If you recently lost a civil case in Kentucky, you may be considering recourse. As the American Bar Association explains, in civil suits, either the defendant or the plaintiff may seek an appeal in most cases. But many litigants misunderstand the appeals process and when it is an appropriate legal option.
Understanding state and federal law concerning appeals can help you determine your options if you are facing an unfavorable ruling.
When can you appeal a case?
Many people mistakenly believe that appeals are a retrial of their case, but this is inaccurate. Appellate courts typically do not accept new evidence or hear witnesses.

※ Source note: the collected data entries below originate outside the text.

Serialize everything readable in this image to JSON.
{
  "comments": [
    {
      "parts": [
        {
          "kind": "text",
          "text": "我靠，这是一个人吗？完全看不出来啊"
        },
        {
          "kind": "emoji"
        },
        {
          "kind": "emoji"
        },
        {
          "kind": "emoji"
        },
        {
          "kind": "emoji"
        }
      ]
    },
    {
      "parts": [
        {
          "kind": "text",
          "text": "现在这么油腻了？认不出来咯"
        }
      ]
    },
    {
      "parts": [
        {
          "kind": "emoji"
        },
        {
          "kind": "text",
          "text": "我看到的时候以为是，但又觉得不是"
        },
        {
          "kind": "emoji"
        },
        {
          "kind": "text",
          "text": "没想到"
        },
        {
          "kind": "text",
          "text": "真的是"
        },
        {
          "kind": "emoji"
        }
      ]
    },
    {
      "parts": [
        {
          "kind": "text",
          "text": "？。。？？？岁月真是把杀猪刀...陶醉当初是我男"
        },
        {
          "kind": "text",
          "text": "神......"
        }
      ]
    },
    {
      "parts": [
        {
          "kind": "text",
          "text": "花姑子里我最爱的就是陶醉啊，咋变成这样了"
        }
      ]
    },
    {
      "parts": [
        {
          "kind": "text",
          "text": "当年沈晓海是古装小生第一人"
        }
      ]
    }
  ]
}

Instead, appellate courts consider the details of the lower court trial to determine whether the ruling was fair and legally sound.
In other words, you may not seek an appeal simply because you did not like the outcome. You will need to make a reasonable claim that the judge misinterpreted the law or that the court made errors in handling your case.
An appellate court can override the lower court’s decision but will typically only do so in the case of a legal misinterpretation that was significant enough to result in an unfair ruling.
What is the process of appealing a case?
If you wish to appeal a case, you will first file a notice of appeal, after which you will have a certain window to produce a brief. A brief is a written presentation of your arguments against the lower court’s ruling — the reason you believe the lower court’s ruling was unfair or legally unsound. The other party in a civil case will then have the ability to submit a responding brief. Finally, you may submit one final counter response if you wish.
In many cases, the appellate court will make a determination based only on these briefs, but they may choose to hold a hearing, as well. Much of the time, the appellate ruling stands, but sometimes you may escalate your case further in a higher court, eventually to the Supreme Court in a few cases.
The Supreme Court may accept or refuse your case. They will typically only accept cases that potentially hold national significance for future cases.